1993~A wolf is killed in northern Maine.
1993~The Fish and Wildlife Service publishes its draft environmental assessment of wolf recovery in central Idaho and Yellowstone. The draft receives a total of 160,284 comments from the public, government agencies and interest groups.
1995~Thirty-one gray wolves from Canada are released into Yellowstone National Park this year and next. Additional wolves are released in Idaho's Frank Church River Of No Return Wilderness as part of the U.S. Fish and Wildlife Service's Rocky Mountain wolf recovery plan.
1995~The captive population of the Mexican gray wolf has increased to 91 located in nineteen facilities in the U.S., and 13 in five Mexican facilities.
1995~Sen. Jesse Helms (R-NC) proposes legislation to end federal funding for red wolf recovery. It is narrowly defeated. North Carolina's legislature passes a law allowing private landowners to kill red wolves  in two of the five counties in the reintroduction area.

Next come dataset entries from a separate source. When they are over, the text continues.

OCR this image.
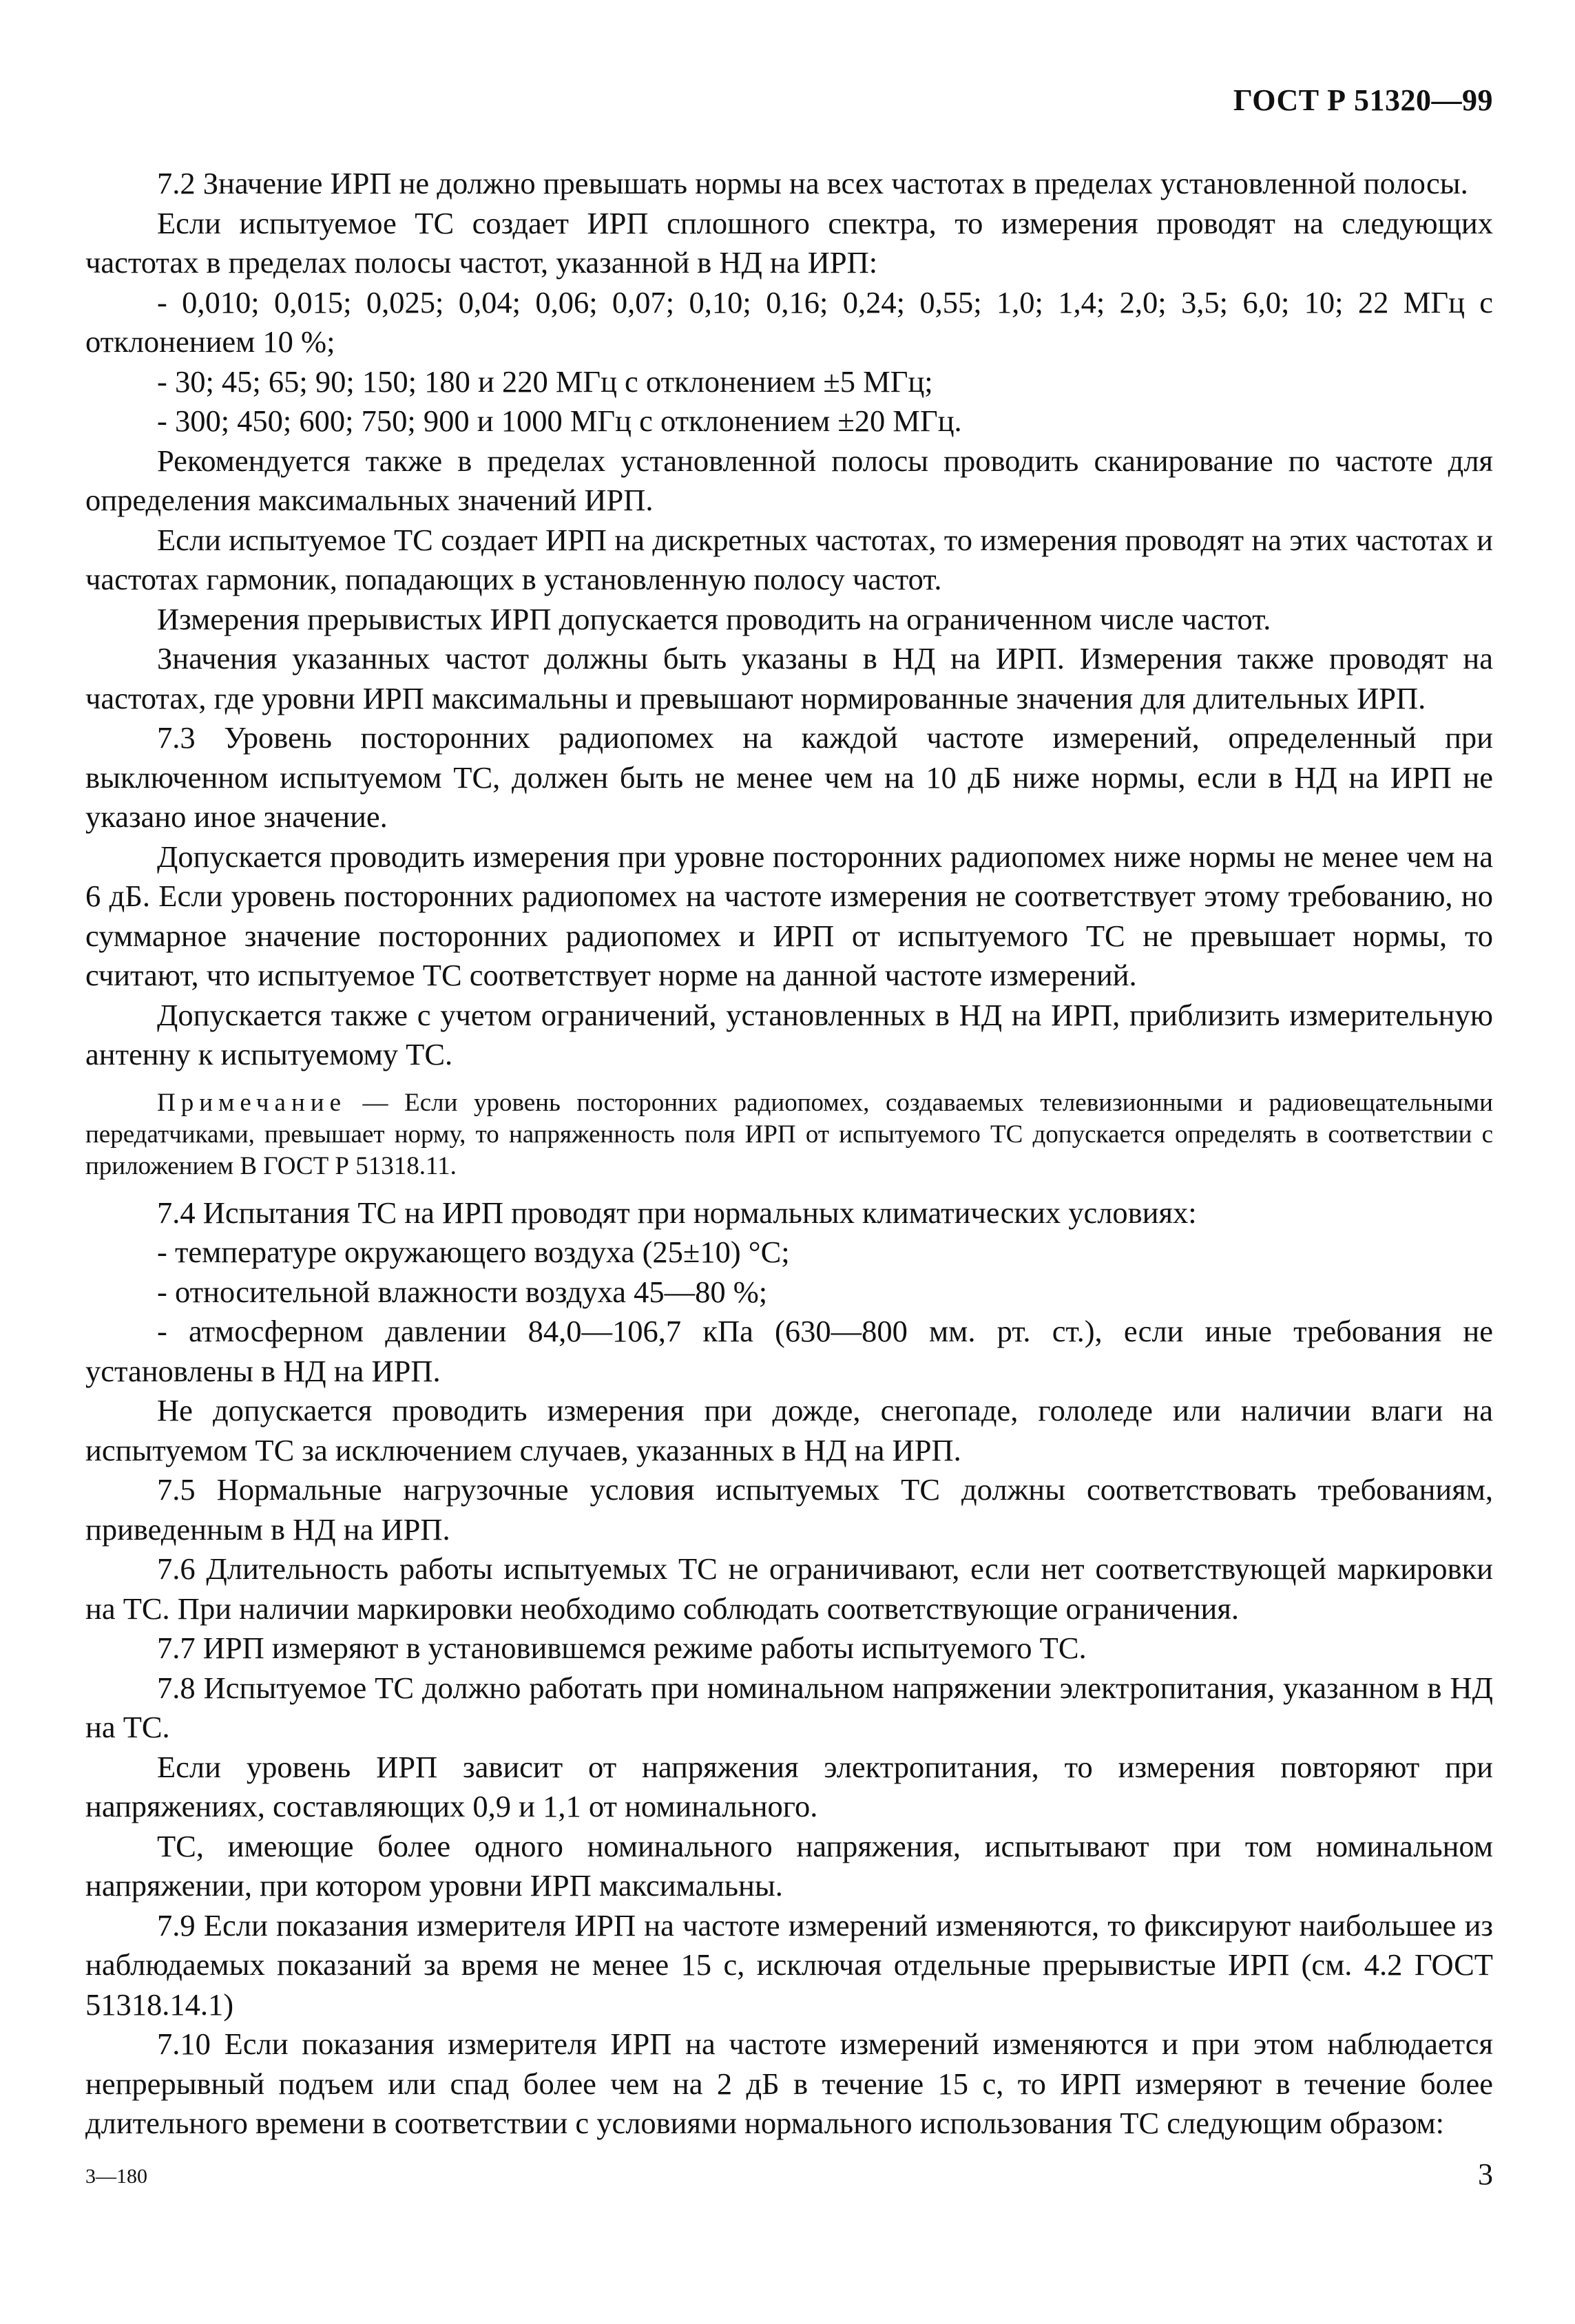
ГОСТ Р 51320—99

7.2 Значение ИРП не должно превышать нормы на всех частотах в пределах установленной полосы.

Если испытуемое ТС создает ИРП сплошного спектра, то измерения проводят на следующих частотах в пределах полосы частот, указанной в НД на ИРП:

- 0,010; 0,015; 0,025; 0,04; 0,06; 0,07; 0,10; 0,16; 0,24; 0,55; 1,0; 1,4; 2,0; 3,5; 6,0; 10; 22 МГц с отклонением 10 %;

- 30; 45; 65; 90; 150; 180 и 220 МГц с отклонением ±5 МГц;

- 300; 450; 600; 750; 900 и 1000 МГц с отклонением ±20 МГц.

Рекомендуется также в пределах установленной полосы проводить сканирование по частоте для определения максимальных значений ИРП.

Если испытуемое ТС создает ИРП на дискретных частотах, то измерения проводят на этих частотах и частотах гармоник, попадающих в установленную полосу частот.

Измерения прерывистых ИРП допускается проводить на ограниченном числе частот.

Значения указанных частот должны быть указаны в НД на ИРП. Измерения также проводят на частотах, где уровни ИРП максимальны и превышают нормированные значения для длительных ИРП.

7.3 Уровень посторонних радиопомех на каждой частоте измерений, определенный при выключенном испытуемом ТС, должен быть не менее чем на 10 дБ ниже нормы, если в НД на ИРП не указано иное значение.

Допускается проводить измерения при уровне посторонних радиопомех ниже нормы не менее чем на 6 дБ. Если уровень посторонних радиопомех на частоте измерения не соответствует этому требованию, но суммарное значение посторонних радиопомех и ИРП от испытуемого ТС не превышает нормы, то считают, что испытуемое ТС соответствует норме на данной частоте измерений.

Допускается также с учетом ограничений, установленных в НД на ИРП, приблизить измерительную антенну к испытуемому ТС.

Примечание — Если уровень посторонних радиопомех, создаваемых телевизионными и радиовещательными передатчиками, превышает норму, то напряженность поля ИРП от испытуемого ТС допускается определять в соответствии с приложением В ГОСТ Р 51318.11.

7.4 Испытания ТС на ИРП проводят при нормальных климатических условиях:

- температуре окружающего воздуха (25±10) °С;

- относительной влажности воздуха 45—80 %;

- атмосферном давлении 84,0—106,7 кПа (630—800 мм. рт. ст.), если иные требования не установлены в НД на ИРП.

Не допускается проводить измерения при дожде, снегопаде, гололеде или наличии влаги на испытуемом ТС за исключением случаев, указанных в НД на ИРП.

7.5 Нормальные нагрузочные условия испытуемых ТС должны соответствовать требованиям, приведенным в НД на ИРП.

7.6 Длительность работы испытуемых ТС не ограничивают, если нет соответствующей маркировки на ТС. При наличии маркировки необходимо соблюдать соответствующие ограничения.

7.7 ИРП измеряют в установившемся режиме работы испытуемого ТС.

7.8 Испытуемое ТС должно работать при номинальном напряжении электропитания, указанном в НД на ТС.

Если уровень ИРП зависит от напряжения электропитания, то измерения повторяют при напряжениях, составляющих 0,9 и 1,1 от номинального.

ТС, имеющие более одного номинального напряжения, испытывают при том номинальном напряжении, при котором уровни ИРП максимальны.

7.9 Если показания измерителя ИРП на частоте измерений изменяются, то фиксируют наибольшее из наблюдаемых показаний за время не менее 15 с, исключая отдельные прерывистые ИРП (см. 4.2 ГОСТ 51318.14.1)

7.10 Если показания измерителя ИРП на частоте измерений изменяются и при этом наблюдается непрерывный подъем или спад более чем на 2 дБ в течение 15 с, то ИРП измеряют в течение более длительного времени в соответствии с условиями нормального использования ТС следующим образом:

3—180	3
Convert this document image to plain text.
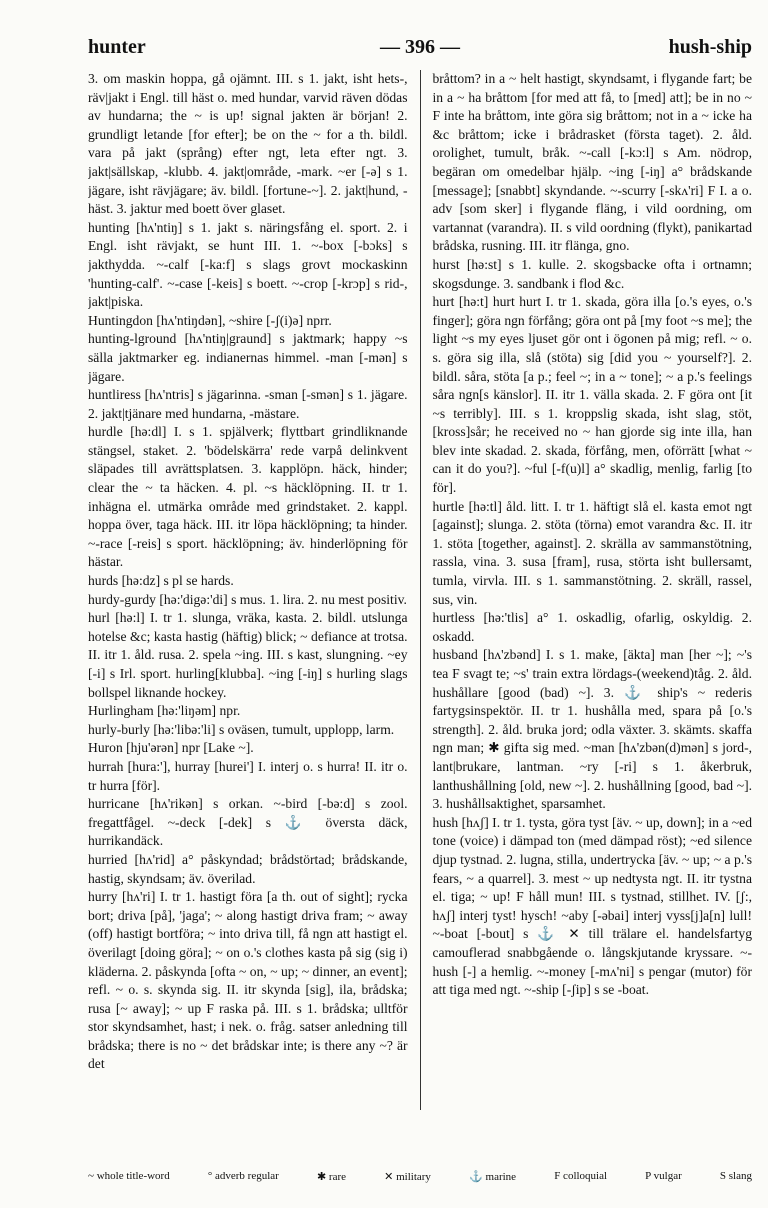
hunter	— 396 —	hush-ship

3. om maskin hoppa, gå ojämnt. III. s 1. jakt, isht hets-, räv|jakt i Engl. till häst o. med hundar, varvid räven dödas av hundarna; the ~ is up! signal jakten är början! 2. grundligt letande [for efter]; be on the ~ for a th. bildl. vara på jakt (språng) efter ngt, leta efter ngt. 3. jakt|sällskap, -klubb. 4. jakt|område, -mark. ~er [-ə] s 1. jägare, isht rävjägare; äv. bildl. [fortune-~]. 2. jakt|hund, -häst. 3. jaktur med boett över glaset.

hunting [hʌ'ntiŋ] s 1. jakt s. näringsfång el. sport. 2. i Engl. isht rävjakt, se hunt III. 1. ~-box [-bɔks] s jakthydda. ~-calf [-ka:f] s slags grovt mockaskinn 'hunting-calf'. ~-case [-keis] s boett. ~-crop [-krɔp] s rid-, jakt|piska.

Huntingdon [hʌ'ntiŋdən], ~shire [-ʃ(i)ə] nprr.

hunting-lground [hʌ'ntiŋ|graund] s jaktmark; happy ~s sälla jaktmarker eg. indianernas himmel. -man [-mən] s jägare.

huntliress [hʌ'ntris] s jägarinna. -sman [-smən] s 1. jägare. 2. jakt|tjänare med hundarna, -mästare.

hurdle [hə:dl] I. s 1. spjälverk; flyttbart grindliknande stängsel, staket. 2. 'bödelskärra' rede varpå delinkvent släpades till avrättsplatsen. 3. kapplöpn. häck, hinder; clear the ~ ta häcken. 4. pl. ~s häcklöpning. II. tr 1. inhägna el. utmärka område med grindstaket. 2. kappl. hoppa över, taga häck. III. itr löpa häcklöpning; ta hinder. ~-race [-reis] s sport. häcklöpning; äv. hinderlöpning för hästar.

hurds [hə:dz] s pl se hards.

hurdy-gurdy [hə:'digə:'di] s mus. 1. lira. 2. nu mest positiv.

hurl [hə:l] I. tr 1. slunga, vräka, kasta. 2. bildl. utslunga hotelse &c; kasta hastig (häftig) blick; ~ defiance at trotsa. II. itr 1. åld. rusa. 2. spela ~ing. III. s kast, slungning. ~ey [-i] s Irl. sport. hurling[klubba]. ~ing [-iŋ] s hurling slags bollspel liknande hockey.

Hurlingham [hə:'liŋəm] npr.

hurly-burly [hə:'libə:'li] s oväsen, tumult, upplopp, larm.

Huron [hju'ərən] npr [Lake ~].

hurrah [hura:'], hurray [hurei'] I. interj o. s hurra! II. itr o. tr hurra [för].

hurricane [hʌ'rikən] s orkan. ~-bird [-bə:d] s zool. fregattfågel. ~-deck [-dek] s ⚓ översta däck, hurrikandäck.

hurried [hʌ'rid] a° påskyndad; brådstörtad; brådskande, hastig, skyndsam; äv. överilad.

hurry [hʌ'ri] I. tr 1. hastigt föra [a th. out of sight]; rycka bort; driva [på], 'jaga'; ~ along hastigt driva fram; ~ away (off) hastigt bortföra; ~ into driva till, få ngn att hastigt el. överilagt [doing göra]; ~ on o.'s clothes kasta på sig (sig i) kläderna. 2. påskynda [ofta ~ on, ~ up; ~ dinner, an event]; refl. ~ o. s. skynda sig. II. itr skynda [sig], ila, brådska; rusa [~ away]; ~ up F raska på. III. s 1. brådska; ulltför stor skyndsamhet, hast; i nek. o. fråg. satser anledning till brådska; there is no ~ det brådskar inte; is there any ~? är det

bråttom? in a ~ helt hastigt, skyndsamt, i flygande fart; be in a ~ ha bråttom [for med att få, to [med] att]; be in no ~ F inte ha bråttom, inte göra sig bråttom; not in a ~ icke ha &c bråttom; icke i brådrasket (första taget). 2. åld. orolighet, tumult, bråk. ~-call [-kɔ:l] s Am. nödrop, begäran om omedelbar hjälp. ~ing [-iŋ] a° brådskande [message]; [snabbt] skyndande. ~-scurry [-skʌ'ri] F I. a o. adv [som sker] i flygande fläng, i vild oordning, om vartannat (varandra). II. s vild oordning (flykt), panikartad brådska, rusning. III. itr flänga, gno.

hurst [hə:st] s 1. kulle. 2. skogsbacke ofta i ortnamn; skogsdunge. 3. sandbank i flod &c.

hurt [hə:t] hurt hurt I. tr 1. skada, göra illa [o.'s eyes, o.'s finger]; göra ngn förfång; göra ont på [my foot ~s me]; the light ~s my eyes ljuset gör ont i ögonen på mig; refl. ~ o. s. göra sig illa, slå (stöta) sig [did you ~ yourself?]. 2. bildl. såra, stöta [a p.; feel ~; in a ~ tone]; ~ a p.'s feelings såra ngn[s känslor]. II. itr 1. välla skada. 2. F göra ont [it ~s terribly]. III. s 1. kroppslig skada, isht slag, stöt, [kross]sår; he received no ~ han gjorde sig inte illa, han blev inte skadad. 2. skada, förfång, men, oförrätt [what ~ can it do you?]. ~ful [-f(u)l] a° skadlig, menlig, farlig [to för].

hurtle [hə:tl] åld. litt. I. tr 1. häftigt slå el. kasta emot ngt [against]; slunga. 2. stöta (törna) emot varandra &c. II. itr 1. stöta [together, against]. 2. skrälla av sammanstötning, rassla, vina. 3. susa [fram], rusa, störta isht bullersamt, tumla, virvla. III. s 1. sammanstötning. 2. skräll, rassel, sus, vin.

hurtless [hə:'tlis] a° 1. oskadlig, ofarlig, oskyldig. 2. oskadd.

husband [hʌ'zbənd] I. s 1. make, [äkta] man [her ~]; ~'s tea F svagt te; ~s' train extra lördags-(weekend)tåg. 2. åld. hushållare [good (bad) ~]. 3. ⚓ ship's ~ rederis fartygsinspektör. II. tr 1. hushålla med, spara på [o.'s strength]. 2. åld. bruka jord; odla växter. 3. skämts. skaffa ngn man; ✱ gifta sig med. ~man [hʌ'zbən(d)mən] s jord-, lant|brukare, lantman. ~ry [-ri] s 1. åkerbruk, lanthushållning [old, new ~]. 2. hushållning [good, bad ~]. 3. hushållsaktighet, sparsamhet.

hush [hʌʃ] I. tr 1. tysta, göra tyst [äv. ~ up, down]; in a ~ed tone (voice) i dämpad ton (med dämpad röst); ~ed silence djup tystnad. 2. lugna, stilla, undertrycka [äv. ~ up; ~ a p.'s fears, ~ a quarrel]. 3. mest ~ up nedtysta ngt. II. itr tystna el. tiga; ~ up! F håll mun! III. s tystnad, stillhet. IV. [ʃ:, hʌʃ] interj tyst! hysch! ~aby [-əbai] interj vyss[j]a[n] lull! ~-boat [-bout] s ⚓ ✕ till trälare el. handelsfartyg camouflerad snabbgående o. långskjutande kryssare. ~-hush [-] a hemlig. ~-money [-mʌ'ni] s pengar (mutor) för att tiga med ngt. ~-ship [-ʃip] s se -boat.

~ whole title-word	° adverb regular	✱ rare	✕ military	⚓ marine	F colloquial	P vulgar	S slang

1997~U.S. District Court Judge Downes rules that the Yellowstone and Idaho wolf reintroductions are illegal because the "nonessential experimental" status of the wolves jeopardizes the full protection afforded any naturally occurring wolves by the Endangered Species Act.
1998~U.S. Fish and Wildlife Service begins the process of considering whether to reclassify the wolf as threatened in some areas and in others removing it from the Endangered Species List entirely.
1998~Eleven Mexican gray wolves (Canis lupus baileyi) are released by the U.S. Fish and Wildlife Service into the Blue Range Wolf Recovery Area of the Apache-Sitgreaves National Forest in eastern Arizona; five of these wolves will be illegally shot; there are 176 Mexican grays held in 32 facilities cooperating in the Mexican Wolf Species Survival Plan.
1998~The red wolf reintroduction in the Cade's Cove area of the Great Smoky Mountains National park is terminated due to an unacceptably high mortality rate among the wolves.
1999~Despite a lawsuit brought by the New Mexico Cattlegrowers Association to stop wolf reintroduction, there are 22 Mexican gray wolves roaming free in the Apache-Sitgreaves National Forest; Federal Judge Edwin Mechem rules in favor of the wolves when the New Mexico Farm Bureau tries to halt the Mexican gray wolf reintroduction program.
2000~The 10th Circuit Court of Appeals overturns the 1997 Downes ruling, thus preventing the removal or destruction of the 250 wolves currently residing in Yellowstone and Idaho.
2000~It is estimated that Minnesota now has 2,500 wild wolves, with an estimated 350 breeding pairs. Minnesota's state legislature passes a wolf management plan featuring (1) a 5-year moratorium on public taking of wolves, (2) continued federal and state wolf depredation control and compensation for livestock loss, (3) the division of the state into a "wolf zone" and an "agricultural zone", and (4) a requirement that the state's Department of Natural Resources produce a detailed plan ensuring wolf survival.
2000~As of the 1999/2000 winter the U.S. Fish and Wildlife Service reports 216 wolves in Michigan (plus 29 on Isle Royale), 2,445 in Minnesota, about 250 in Wisconsin, 63 in Montana, 141 in central Idaho, 118 in Yellowstone, 22 in Arizona/New Mexico, 75 red wolves in North Carolina (plus 12 more on coastal islands).
2000~U.S. Fish and Wildlife begins an adaptive management plan to reduce red wolf/coyote hybridization in recovery area; hybrids are either killed or sterilized. The plan seems to work; in 2002, only one hybrid litter is found.
2001~Since 1998, sixty-nine Mexican wolves have been released into the Blue Range Wolf Recovery Area (BRWA) of the Apache-Sitgreaves National Forest in eastern Arizona; some have been illegally shot, hot by vehicles, died of natural causes or have been captured and removed; as of July, approximately 35 wolves inhabit the BRWA.
2003~The states of Idaho, Wyoming and Montana submit state management plans to the Fish and Wildlife Service for review.
2004~The Fish and Wildlife Service determines that Idaho and Montana's plans are acceptable but rejects Wyoming's wolf management plan. The state of Wyoming sues the federal agency over its rejection. The Fish and Wildlife Service publish its 10(j) amendment -- a proposal that would allow states with accepted management plans a larger role in management. The Idaho Department of Fish and Game begins working with the Fish and Wildlife Service and the Nez Perce Tribe in anticipation of assuming wolf management responsibilities.
2005~A federal judge rules that the Bush Administration's attempt to relax restrictions on shooting wolves violates the Endangered Species Act.